MetaChat is an informal place for MeFites to touch base and post, discuss and
chatter about topics that may not belong on MetaFilter. Questions? Check the FAQ. Please note: This is important.
12 March 2010
USA, CIA, LSD ETC. A 50-year mystery over the 'cursed bread' of Pont-Saint-Esprit, which left residents suffering hallucinations, has been solved after a writer discovered the US had spiked the bread with LSD as part of an experiment.
Terrible, absolutely horrific. Pathologically cruel and arrogant disregard for the lives and well-being of innocents. But I'm not surprised. How many revelations of these and other covert actions on the part of the US government will it take to make people stop pointing and laughing and saying "tinfoil hat" whenever folks suggest a deep & secret government hand in contemporary atrocities and calamities? As though these kinds of unthinkably wanton, horrible practices of the past have somehow miraculously ceased!
CIA has been a notorious bunch of fuckheads for a long time, especially known for obscuring their excesses from oversight under the guise of national security. Referring to these sorts of allegations as acts of the US and its government, while true in a technical sense, is a shorthand that confuses a frequently rogue agency with the systematic pursuit of national policy.

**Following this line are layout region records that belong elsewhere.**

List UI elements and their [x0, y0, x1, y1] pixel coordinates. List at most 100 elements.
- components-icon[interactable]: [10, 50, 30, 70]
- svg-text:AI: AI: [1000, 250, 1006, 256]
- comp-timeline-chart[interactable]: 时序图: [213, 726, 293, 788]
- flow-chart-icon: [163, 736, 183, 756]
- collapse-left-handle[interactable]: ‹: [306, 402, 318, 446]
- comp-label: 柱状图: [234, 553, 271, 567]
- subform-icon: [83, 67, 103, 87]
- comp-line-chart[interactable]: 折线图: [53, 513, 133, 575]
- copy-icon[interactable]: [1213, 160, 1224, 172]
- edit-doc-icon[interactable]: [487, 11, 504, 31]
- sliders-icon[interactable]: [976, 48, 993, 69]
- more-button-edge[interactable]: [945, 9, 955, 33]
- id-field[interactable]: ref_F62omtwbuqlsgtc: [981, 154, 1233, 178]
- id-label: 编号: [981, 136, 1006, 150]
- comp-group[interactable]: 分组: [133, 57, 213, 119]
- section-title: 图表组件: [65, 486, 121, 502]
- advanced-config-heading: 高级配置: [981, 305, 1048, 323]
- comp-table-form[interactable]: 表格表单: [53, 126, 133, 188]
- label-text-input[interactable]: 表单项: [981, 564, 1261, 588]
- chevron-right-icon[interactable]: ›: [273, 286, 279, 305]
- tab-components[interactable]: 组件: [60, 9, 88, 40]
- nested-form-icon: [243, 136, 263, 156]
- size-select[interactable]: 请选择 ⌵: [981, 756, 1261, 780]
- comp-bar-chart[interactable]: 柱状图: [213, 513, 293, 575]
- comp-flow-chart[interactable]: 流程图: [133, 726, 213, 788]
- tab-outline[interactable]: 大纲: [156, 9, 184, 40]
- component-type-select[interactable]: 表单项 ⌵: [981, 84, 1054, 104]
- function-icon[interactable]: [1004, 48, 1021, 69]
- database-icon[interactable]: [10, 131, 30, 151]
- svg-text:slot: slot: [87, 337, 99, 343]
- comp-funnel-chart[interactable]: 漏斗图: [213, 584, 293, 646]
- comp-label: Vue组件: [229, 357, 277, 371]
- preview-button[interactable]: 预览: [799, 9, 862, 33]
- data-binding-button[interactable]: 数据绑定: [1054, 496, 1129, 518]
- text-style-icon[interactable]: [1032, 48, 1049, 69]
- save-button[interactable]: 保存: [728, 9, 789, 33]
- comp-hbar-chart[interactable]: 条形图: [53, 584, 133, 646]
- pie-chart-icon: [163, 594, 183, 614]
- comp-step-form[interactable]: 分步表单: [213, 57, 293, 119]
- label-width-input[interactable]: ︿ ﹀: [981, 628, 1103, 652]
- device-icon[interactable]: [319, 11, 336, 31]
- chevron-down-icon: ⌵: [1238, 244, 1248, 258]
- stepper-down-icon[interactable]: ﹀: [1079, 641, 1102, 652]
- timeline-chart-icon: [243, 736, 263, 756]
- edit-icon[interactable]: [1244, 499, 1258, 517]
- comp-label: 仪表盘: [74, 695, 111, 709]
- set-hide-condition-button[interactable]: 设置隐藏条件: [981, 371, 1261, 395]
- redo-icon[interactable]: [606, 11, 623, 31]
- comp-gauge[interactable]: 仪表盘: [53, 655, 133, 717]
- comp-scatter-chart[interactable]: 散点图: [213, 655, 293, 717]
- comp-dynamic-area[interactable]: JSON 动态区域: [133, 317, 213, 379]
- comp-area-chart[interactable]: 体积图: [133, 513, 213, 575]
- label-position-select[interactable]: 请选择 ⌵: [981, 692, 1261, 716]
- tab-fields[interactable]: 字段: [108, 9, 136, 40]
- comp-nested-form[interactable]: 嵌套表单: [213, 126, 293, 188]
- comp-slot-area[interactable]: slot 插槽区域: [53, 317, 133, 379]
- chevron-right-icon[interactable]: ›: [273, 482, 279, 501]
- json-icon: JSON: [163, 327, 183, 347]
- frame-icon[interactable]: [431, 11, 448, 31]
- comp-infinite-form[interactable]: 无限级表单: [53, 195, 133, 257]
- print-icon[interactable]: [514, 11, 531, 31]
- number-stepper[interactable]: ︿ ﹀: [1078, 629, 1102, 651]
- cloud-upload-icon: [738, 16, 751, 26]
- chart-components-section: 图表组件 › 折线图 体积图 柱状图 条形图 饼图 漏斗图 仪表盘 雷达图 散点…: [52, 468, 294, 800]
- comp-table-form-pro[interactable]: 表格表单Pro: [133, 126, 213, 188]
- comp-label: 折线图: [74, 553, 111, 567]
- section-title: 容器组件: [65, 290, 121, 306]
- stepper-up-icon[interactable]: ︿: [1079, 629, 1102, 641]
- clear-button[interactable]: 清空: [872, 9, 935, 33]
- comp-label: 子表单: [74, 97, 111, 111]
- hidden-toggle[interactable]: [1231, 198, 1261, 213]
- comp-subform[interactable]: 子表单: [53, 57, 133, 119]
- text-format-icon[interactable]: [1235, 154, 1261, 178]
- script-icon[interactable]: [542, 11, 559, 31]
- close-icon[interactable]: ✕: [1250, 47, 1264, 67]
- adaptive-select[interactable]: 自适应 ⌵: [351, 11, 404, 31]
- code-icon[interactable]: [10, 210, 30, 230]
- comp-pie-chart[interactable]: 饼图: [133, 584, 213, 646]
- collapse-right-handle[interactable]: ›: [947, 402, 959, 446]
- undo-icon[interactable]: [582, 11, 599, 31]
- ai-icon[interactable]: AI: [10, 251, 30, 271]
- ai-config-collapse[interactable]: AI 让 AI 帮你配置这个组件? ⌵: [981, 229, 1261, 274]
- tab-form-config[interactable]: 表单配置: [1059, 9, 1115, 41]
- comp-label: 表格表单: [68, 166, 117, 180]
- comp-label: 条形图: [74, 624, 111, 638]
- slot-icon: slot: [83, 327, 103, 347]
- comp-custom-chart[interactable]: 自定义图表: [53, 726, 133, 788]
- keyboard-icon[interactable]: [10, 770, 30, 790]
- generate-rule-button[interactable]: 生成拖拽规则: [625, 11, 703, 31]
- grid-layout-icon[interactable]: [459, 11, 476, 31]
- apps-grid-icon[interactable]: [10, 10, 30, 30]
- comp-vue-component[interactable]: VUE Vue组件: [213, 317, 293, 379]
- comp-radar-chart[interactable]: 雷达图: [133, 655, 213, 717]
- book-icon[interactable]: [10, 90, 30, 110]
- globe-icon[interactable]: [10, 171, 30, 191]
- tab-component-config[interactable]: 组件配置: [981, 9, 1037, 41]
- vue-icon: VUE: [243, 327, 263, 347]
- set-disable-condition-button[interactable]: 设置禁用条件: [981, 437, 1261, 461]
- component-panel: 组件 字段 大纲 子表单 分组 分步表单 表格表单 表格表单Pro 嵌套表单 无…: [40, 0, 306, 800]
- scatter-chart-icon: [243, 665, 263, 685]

I'm not saying what they might have done wasn't wrong, shameful, and just damn horrifying, but the specifics of many of CIA's creepiest acts are unknown outside of Langley beyond mundane budget headings and snowjobs before closed committees.
And on preview, I was wondering about that diethylamide line; I'm no chemist but that line seemed childishly wrong. It's good to be reminded that new allegations are just that -- allegations -- and we should be cautious accepting stories from any source, with any target, even or especially a target about which we want to believe the worst.
The comments on brownpau's link are interesting, especially this and this, which take opposite positions. If I worked for the CIA, I'd set up my experiment in such a way that there were plausible alternate explanations. Maybe I'm paranoid, but why were chemical weapons scientists working in the area at the time? And why was Hoffman sent by Sandoz to the town?
I learned about the Pont St. Esprit case when I was a child; we had a popular-press book about the event, and I found it absolutely fascinating. As it happens, a few years ago, I had occasion to do some (fairly superficial) revisiting of the facts while working on a research project about ergot poisoning. (Thanks for that link! It links to a PDF I expect to enjoy!)
From my (admittedly limited) knowledge of the associated symptoms and the etiology, it certainly sounds like a fairly straightforward case of ergot poisoning from contaminated rye. For example, the uterine contractions and hemorrhages suffered by some of the town's women: this is an effect consistent with ergot poisoning, and not (so far as I know) with LSD use.